NIOSH awarded a contract to Pillar Innovations of Grantsville, Md., for its rugged leaky-feeder system. It consists of a coaxial cable with openings in the insulation along its length, which allow it to give off and pick up signals. The cable loops down into the mine and back to the surface. And unlike standard leaky feeders, it is powered from both ends, and the signals it transmits run in both directions. So even if the cable is severed in a collapse, signals from miners' radios can still reach the surface.
The other contract went to L-3 Communications, in Chantilly, Va., and Innovative Wireless Technologies, in Forest, Va., which together commercialized a wireless mesh communication network they call Accolade. The system operates at 900 megahertz, which is within a range of frequencies that offer the best propagation down the twists and turns of a coal mine tunnel.
But at best, conventional radio signals only propagate perhaps 300 to 600 meters down a coal mine tunnel, says Snyder. So if all the infrastructure within a thousand meters or so is destroyed by a catastrophic event, "you would be out of business." To ensure the survivability the MINER Act calls for, NIOSH also began surveying the landscape for technologies that would best serve as secondary communication systems. Secondary systems operate at frequencies well below the part of the AM band (148.5 to 283.5 kilohertz) that in North America is reserved for airplane radio beacons. "We've worked with systems that transmit as low as 2 to 8 hertz," Snyder reports. NIOSH is currently evaluating two approaches: transmitting through the earth and a technology called parasitic coupling.
Snyder notes that past research showed that it is possible to transmit signals through solid rock at frequencies below 10 kHz, but those studies were conducted with high-powered military transmitters. "We're now talking about doing the same thing on a watt or two of power," he says. Complicating matters is the fact that devices must be able to detect transmissions amid the cacophony of environmental and man-made noise in this band—including that from thunderstorms whose electromagnetic effects can be "heard" in the United States from as far away as the equator.
NIOSH has contracts for earth transmission technology with five firms, among them Lockheed Martin, which is leveraging its expertise in advanced signal processing and noise cancellation techniques gained from its work with sonar and radar. The company has a product called MagneLink that is up for MSHA approval.
Parasitic coupling systems take advantage of the fact that radio signals in the frequency band between 300 kHz and 3 MHz propagate through any metallic objects in a mine, such as rails or pipes, creating non-line-of-sight communications links that can stretch for kilometers. These systems compress digitized voice signals so that the systems' 2.4-kilobit-per-second bandwidth can support up to three voice channels. One such system, developed by Kutta Technologies, in Phoenix, recently received MSHA permissibility approval.

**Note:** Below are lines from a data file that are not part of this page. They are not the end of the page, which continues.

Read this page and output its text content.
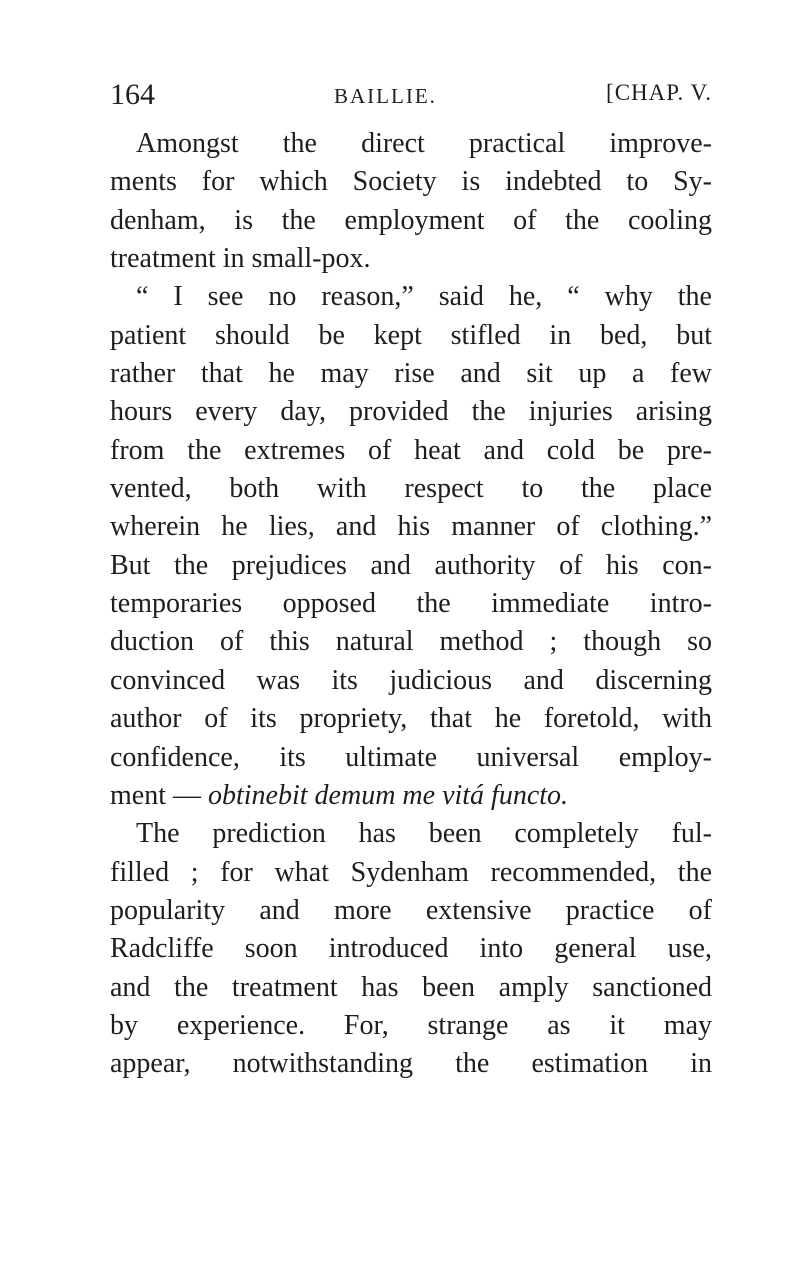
164	BAILLIE.	[CHAP. V.
Amongst the direct practical improve-
ments for which Society is indebted to Sy-
denham, is the employment of the cooling
treatment in small-pox.
“ I see no reason,” said he, “ why the
patient should be kept stifled in bed, but
rather that he may rise and sit up a few
hours every day, provided the injuries arising
from the extremes of heat and cold be pre-
vented, both with respect to the place
wherein he lies, and his manner of clothing.”
But the prejudices and authority of his con-
temporaries opposed the immediate intro-
duction of this natural method ; though so
convinced was its judicious and discerning
author of its propriety, that he foretold, with
confidence, its ultimate universal employ-
ment — obtinebit demum me vitá functo.
The prediction has been completely ful-
filled ; for what Sydenham recommended, the
popularity and more extensive practice of
Radcliffe soon introduced into general use,
and the treatment has been amply sanctioned
by experience. For, strange as it may
appear, notwithstanding the estimation in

From the perspective of product development, it's amazing that there are any technologies available for MSHA to certify. "I've done engineering development my whole career, and this was the first time I walked into a situation where there was this very high-level requirement but no specific requirements at the system level," says Snyder. He notes that the team had to formulate technical requirements—engineering details that a designer might want regarding battery life, redundancy, and such—as systems were being built.
He also notes that time wasn't on the engineers' side. The 2006 MINER Act required NIOSH to draw conclusions about what wireless communication technologies would work and get them to the point where they could be handed off for commercialization by June 2009. "We had to look at technology that was available or on the cusp of availability to have any shot of meeting the deadline," says Snyder. "Maybe if we had 10 years, we would have approached things differently."